A second friend who teaches English composition at a community college commented that she has a unit on “how to write an essay on your phone,” specifically for this reason.
Back in September, that sent me down a little rabbit hole to this blog post from 2018 which summarized a report from the US Department of Energy.
The take-home message is that while nearly all children ages 3-18 have a computer at home (94%), only 61% have access to the internet.
My University made what I consider to be absolutely heroic efforts to loan technology (tablets, laptops, and desktops) to students who did not have it. For weeks, they kept an office open on campus so that students could come and borrow whatever was available.
Many students were able to take advantage of this, but in the end, there was not enough to go around. (There is also a food pantry which has now moved to three locations off-campus.)

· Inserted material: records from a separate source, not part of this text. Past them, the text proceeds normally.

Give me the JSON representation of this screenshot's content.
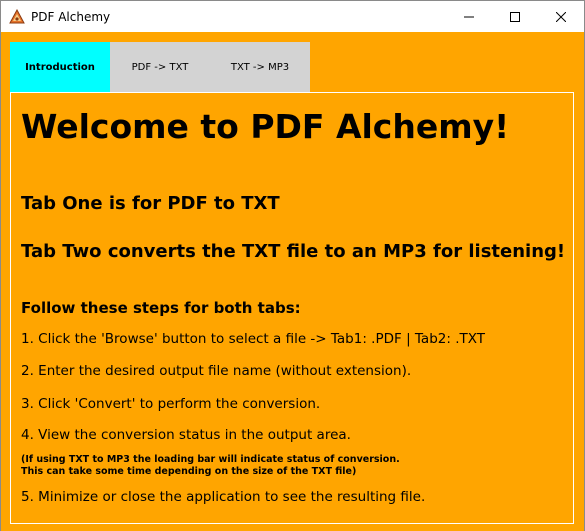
{
  "window": {
    "title": "PDF Alchemy",
    "icon": "pdf-alchemy-app-icon",
    "controls": [
      "minimize-icon",
      "maximize-icon",
      "close-icon"
    ]
  },
  "tabs": [
    {
      "label": "Introduction",
      "selected": true
    },
    {
      "label": "PDF -> TXT",
      "selected": false
    },
    {
      "label": "TXT -> MP3",
      "selected": false
    }
  ],
  "intro": {
    "heading": "Welcome to PDF Alchemy!",
    "tab_one": "Tab One is for PDF to TXT",
    "tab_two": "Tab Two converts the TXT file to an MP3 for listening!",
    "steps_heading": "Follow these steps for both tabs:",
    "steps": [
      "1. Click the 'Browse' button to select a file -> Tab1: .PDF | Tab2: .TXT",
      "2. Enter the desired output file name (without extension).",
      "3. Click 'Convert' to perform the conversion.",
      "4. View the conversion status in the output area.",
      "5. Minimize or close the application to see the resulting file."
    ],
    "note_line1": "(If using TXT to MP3 the loading bar will indicate status of conversion.",
    "note_line2": "This can take some time depending on the size of the TXT file)"
  },
  "colors": {
    "background": "#ffa500",
    "active_tab": "#00ffff",
    "inactive_tab": "#d3d3d3",
    "titlebar": "#ffffff"
  }
}
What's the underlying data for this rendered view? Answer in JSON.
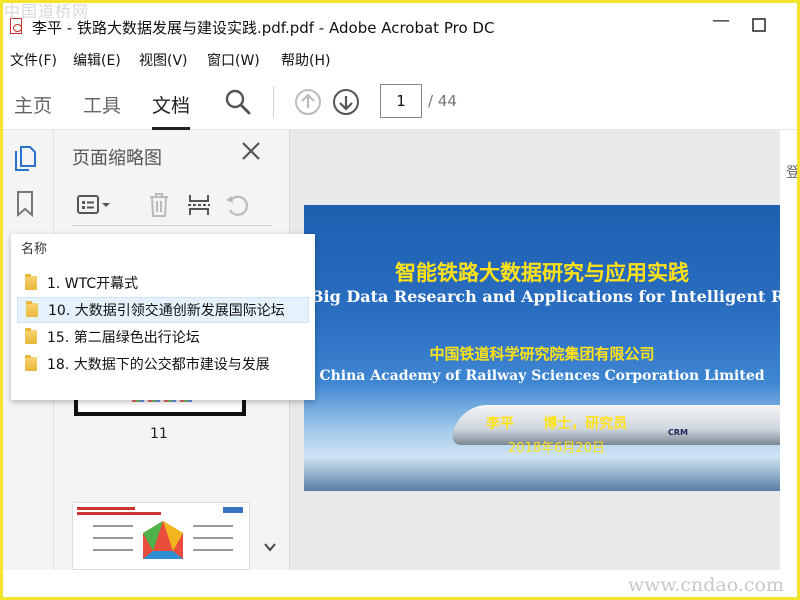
{
  "watermarks": {
    "top": "中国道桥网",
    "bottom": "www.cndao.com"
  },
  "window": {
    "title": "李平 - 铁路大数据发展与建设实践.pdf.pdf - Adobe Acrobat Pro DC"
  },
  "menu": [
    "文件(F)",
    "编辑(E)",
    "视图(V)",
    "窗口(W)",
    "帮助(H)"
  ],
  "toolbar": {
    "tabs": [
      "主页",
      "工具",
      "文档"
    ],
    "active_tab": "文档",
    "page_current": "1",
    "page_total": "/ 44",
    "cutoff_text": "登"
  },
  "panel": {
    "title": "页面缩略图",
    "thumb_label": "11"
  },
  "popup": {
    "header": "名称",
    "items": [
      "1. WTC开幕式",
      "10. 大数据引领交通创新发展国际论坛",
      "15. 第二届绿色出行论坛",
      "18. 大数据下的公交都市建设与发展"
    ],
    "selected_index": 1
  },
  "slide": {
    "title_cn": "智能铁路大数据研究与应用实践",
    "title_en": "Big Data Research and Applications for Intelligent Railway",
    "org_cn": "中国铁道科学研究院集团有限公司",
    "org_en": "China Academy of Railway Sciences Corporation Limited",
    "author": "李平      博士，研究员",
    "date": "2018年6月20日",
    "badge": "CRM"
  },
  "colors": {
    "slide_blue": "#1e5fb0",
    "slide_yellow": "#ffe11a",
    "selection": "#e5f1fb",
    "frame": "#f5e52a"
  }
}
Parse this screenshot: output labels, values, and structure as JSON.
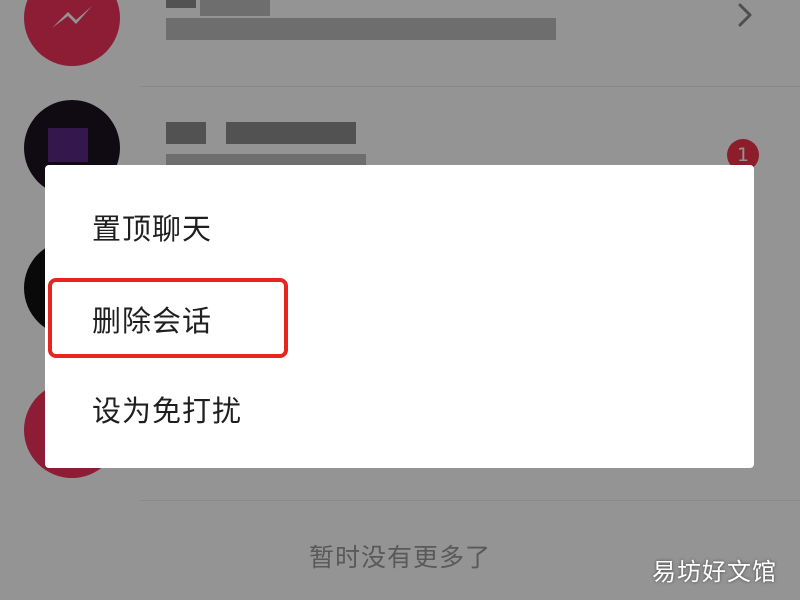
{
  "conversation_list": {
    "unread_badge": "1",
    "footer_note": "暂时没有更多了"
  },
  "context_menu": {
    "items": [
      {
        "label": "置顶聊天"
      },
      {
        "label": "删除会话"
      },
      {
        "label": "设为免打扰"
      }
    ],
    "highlighted_item": "删除会话"
  },
  "watermark": {
    "text": "易坊好文馆"
  },
  "colors": {
    "badge": "#f2324a",
    "highlight_outline": "#e8241f",
    "avatar_pink": "#f2325a"
  },
  "icons": {
    "row_arrow": "chevron-right-icon",
    "first_avatar_logo": "messenger-bolt-icon"
  }
}
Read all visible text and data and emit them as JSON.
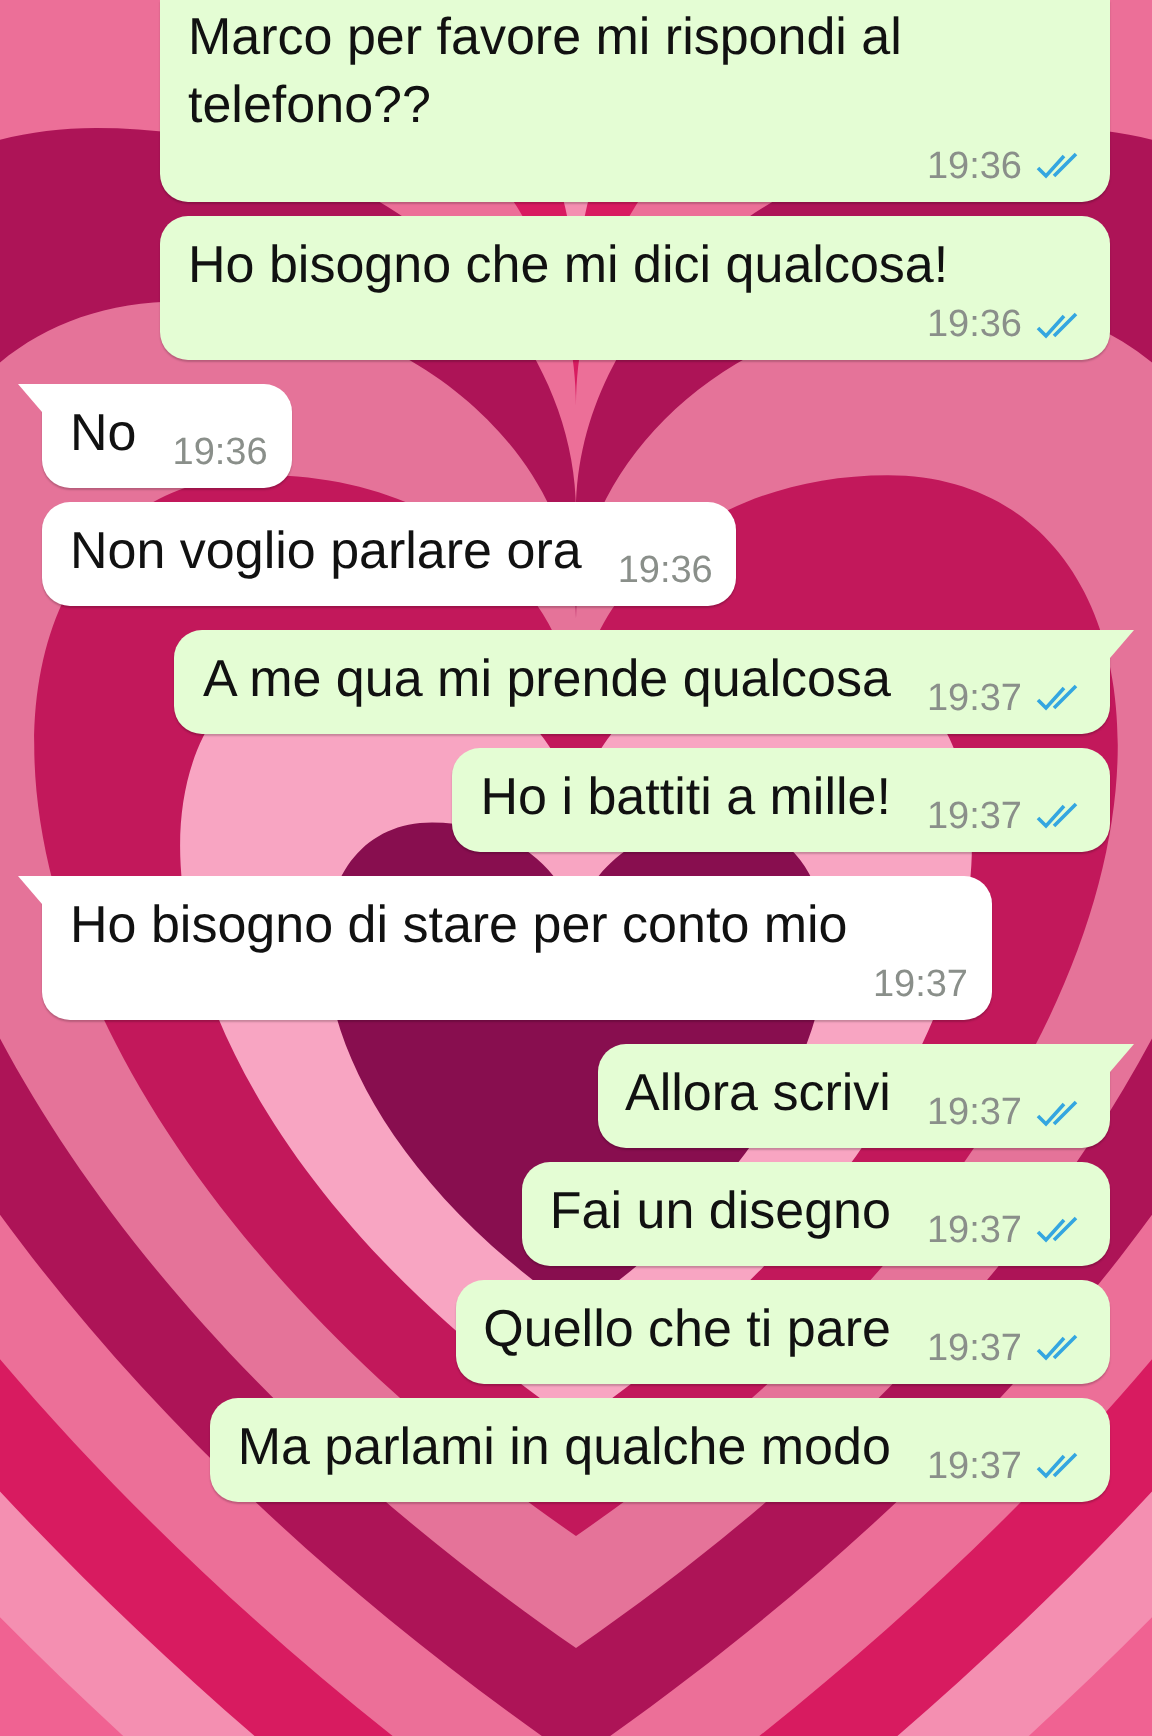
{
  "messages": [
    {
      "outgoing": true,
      "text": "Marco per favore mi rispondi al telefono??",
      "time": "19:36",
      "read": true,
      "tail": false
    },
    {
      "outgoing": true,
      "text": "Ho bisogno che mi dici qualcosa!",
      "time": "19:36",
      "read": true,
      "tail": false
    },
    {
      "outgoing": false,
      "text": "No",
      "time": "19:36",
      "tail": true
    },
    {
      "outgoing": false,
      "text": "Non voglio parlare ora",
      "time": "19:36",
      "tail": false
    },
    {
      "outgoing": true,
      "text": "A me qua mi prende qualcosa",
      "time": "19:37",
      "read": true,
      "tail": true
    },
    {
      "outgoing": true,
      "text": "Ho i battiti a mille!",
      "time": "19:37",
      "read": true,
      "tail": false
    },
    {
      "outgoing": false,
      "text": "Ho bisogno di stare per conto mio",
      "time": "19:37",
      "tail": true
    },
    {
      "outgoing": true,
      "text": "Allora scrivi",
      "time": "19:37",
      "read": true,
      "tail": true
    },
    {
      "outgoing": true,
      "text": "Fai un disegno",
      "time": "19:37",
      "read": true,
      "tail": false
    },
    {
      "outgoing": true,
      "text": "Quello che ti pare",
      "time": "19:37",
      "read": true,
      "tail": false
    },
    {
      "outgoing": true,
      "text": "Ma parlami in qualche modo",
      "time": "19:37",
      "read": true,
      "tail": false
    }
  ]
}
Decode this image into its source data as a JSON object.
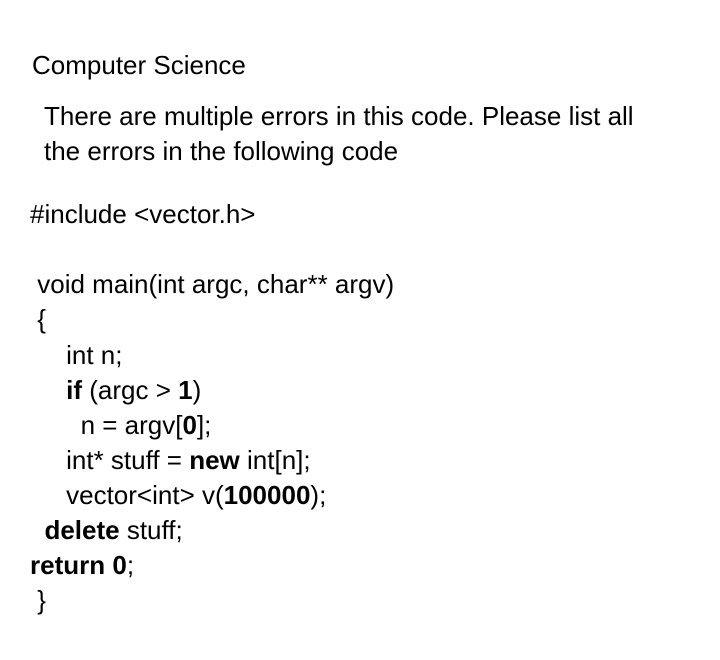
{
  "subject": "Computer Science",
  "question": "There are multiple errors in this code. Please list all the errors in the following code",
  "code": {
    "line1": "#include <vector.h>",
    "line3": "void main(int argc, char** argv)",
    "line4": "{",
    "line5_pre": "     int n;",
    "line6_pre": "     ",
    "line6_if": "if",
    "line6_post_if": " (argc > ",
    "line6_num": "1",
    "line6_close": ")",
    "line7_pre": "       n = argv[",
    "line7_num": "0",
    "line7_close": "];",
    "line8_pre": "     int* stuff = ",
    "line8_new": "new",
    "line8_post": " int[n];",
    "line9_pre": "     vector<int> v(",
    "line9_num": "100000",
    "line9_close": ");",
    "line10_pre": "  ",
    "line10_del": "delete",
    "line10_post": " stuff;",
    "line11_ret": "return",
    "line11_sp": " ",
    "line11_num": "0",
    "line11_close": ";",
    "line12": " }"
  }
}
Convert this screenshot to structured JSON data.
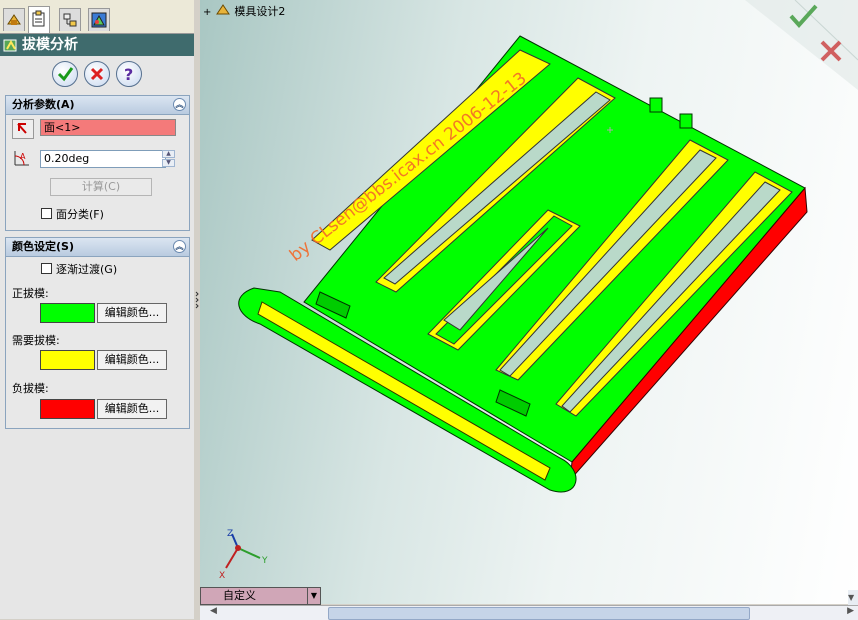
{
  "tabs": [
    {
      "name": "feature-manager-tab",
      "icon": "feature-tree-icon"
    },
    {
      "name": "property-manager-tab",
      "icon": "property-manager-icon"
    },
    {
      "name": "configuration-manager-tab",
      "icon": "configuration-icon"
    },
    {
      "name": "display-manager-tab",
      "icon": "display-manager-icon"
    }
  ],
  "panel": {
    "title": "拔模分析",
    "icon": "draft-analysis-icon"
  },
  "section_params": {
    "title": "分析参数(A)",
    "face_selection": "面<1>",
    "draft_angle": "0.20deg",
    "calc_label": "计算(C)",
    "face_classify_label": "面分类(F)"
  },
  "section_colors": {
    "title": "颜色设定(S)",
    "gradual_label": "逐渐过渡(G)",
    "positive_label": "正拔模:",
    "required_label": "需要拔模:",
    "negative_label": "负拔模:",
    "edit_color_label": "编辑颜色...",
    "positive_color": "#00ff00",
    "required_color": "#ffff00",
    "negative_color": "#ff0000"
  },
  "viewport": {
    "tree_root": "模具设计2",
    "watermark": "by CLsen@bbs.icax.cn 2006-12-13",
    "view_dropdown": "自定义",
    "axes": {
      "x": "X",
      "y": "Y",
      "z": "Z"
    }
  }
}
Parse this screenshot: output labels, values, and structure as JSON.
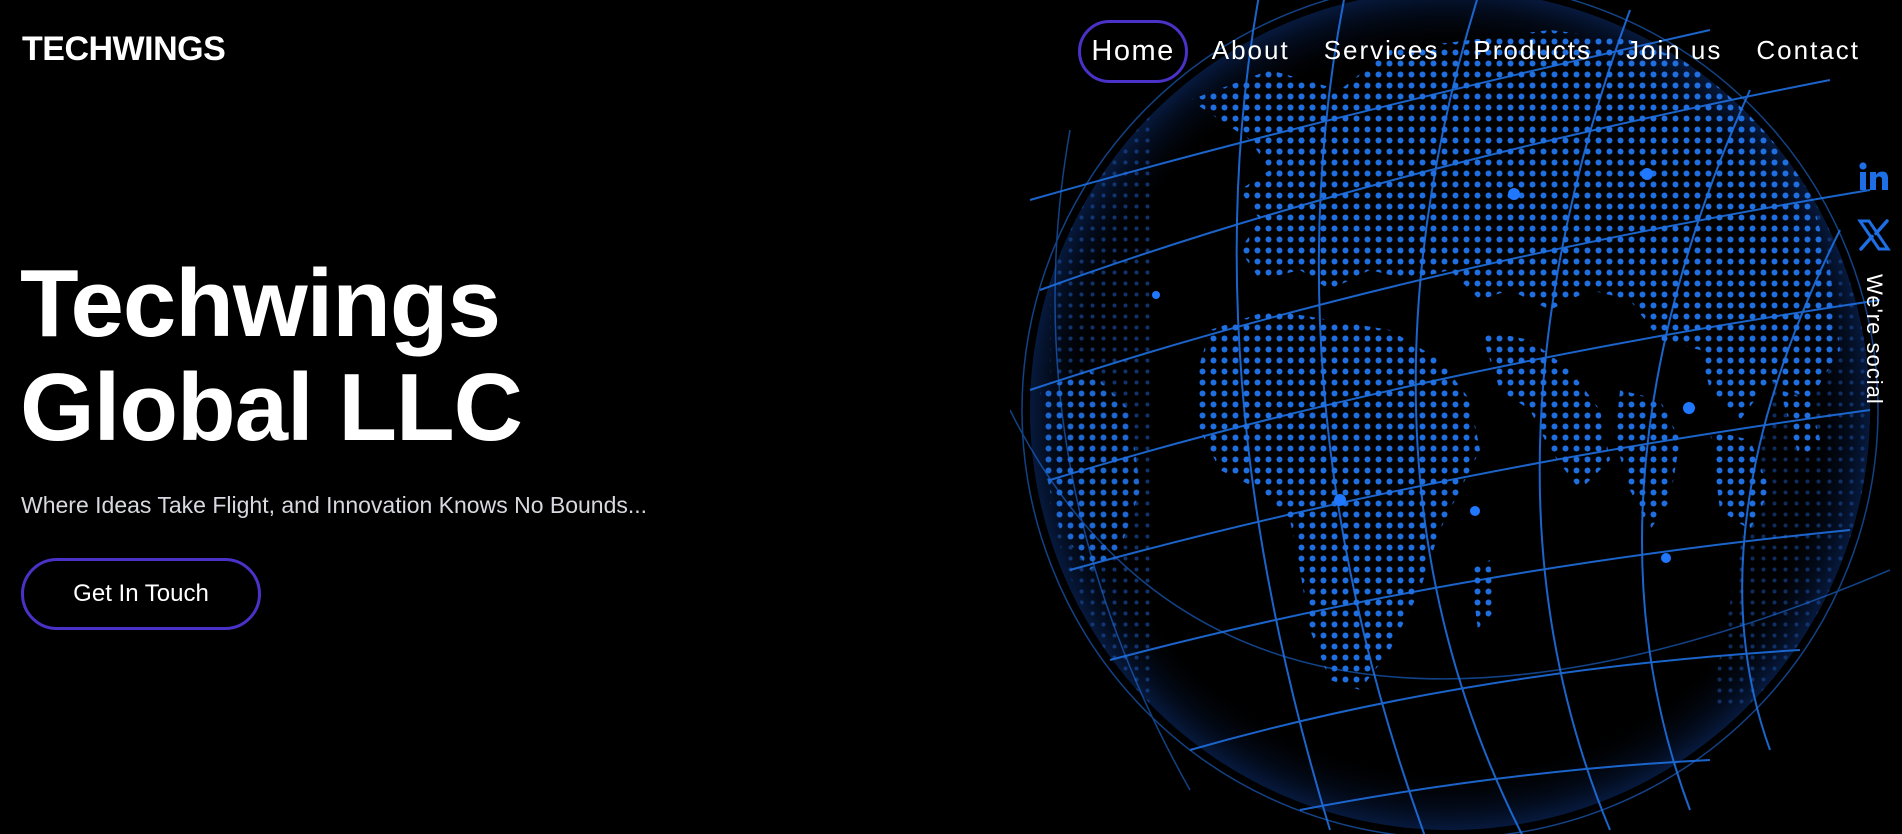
{
  "brand": {
    "logo": "TECHWINGS"
  },
  "nav": {
    "items": [
      {
        "label": "Home"
      },
      {
        "label": "About"
      },
      {
        "label": "Services"
      },
      {
        "label": "Products"
      },
      {
        "label": "Join us"
      },
      {
        "label": "Contact"
      }
    ],
    "active": "Home",
    "active_border_color": "#4a32c8"
  },
  "hero": {
    "title_line1": "Techwings",
    "title_line2": "Global LLC",
    "tagline": "Where Ideas Take Flight, and Innovation Knows No Bounds...",
    "cta_label": "Get In Touch"
  },
  "social": {
    "label": "We're social",
    "icons": [
      "linkedin-icon",
      "x-twitter-icon"
    ],
    "icon_color": "#1e6fe6"
  },
  "colors": {
    "background": "#000000",
    "accent": "#4a32c8",
    "globe": "#1f6fe0"
  }
}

I thought a lot about all of this while I was (rapidly and unexpectedly) preparing to move my classes online. I thought about all of these problems for students:
- Lack of internet access.
- Having to share bandwidth with their school-aged children and their spouse working from home.
- Having to share space with children and a spouse who is maybe not working from home.
- Hunger, and the plain fundamental stress of major life changes brought on by a global pandemic.
And then I tried to think of the best way to ensure that this unprecedented situation “did no harm;” I wanted students to still be able to learn and make progress if they had the mental bandwidth to get it done. These problems were the primary driver behind my decision to make all of my classes asynchronous.
While I feel a deep sense of loss from not interacting with my students in real time, I’m convinced that this was the best decision for the majority of them. Many students “handed in” their homework in the dead hours of the night. Many students sent me emails at those times as well. Many students thanked me for shifting to asynchronous teaching, although some complained that they “were left to learn it all on their own.” It’s a fair criticism, especially since none of these students actually CHOSE an online course!
After I made this decision, I saw a number of articles from more experienced online teachers, who promoted the idea of asynchronous online classes. And several colleagues (here and at other institutions) reported that they tried to have synchronous classes, but attendance dropped precipitously, and they wound up shifting to asynchronous instruction.
As I think ahead to how I might best organize an online class in the next few semesters, I’ll keep these limitations for students very firmly fixed in the front of my mind.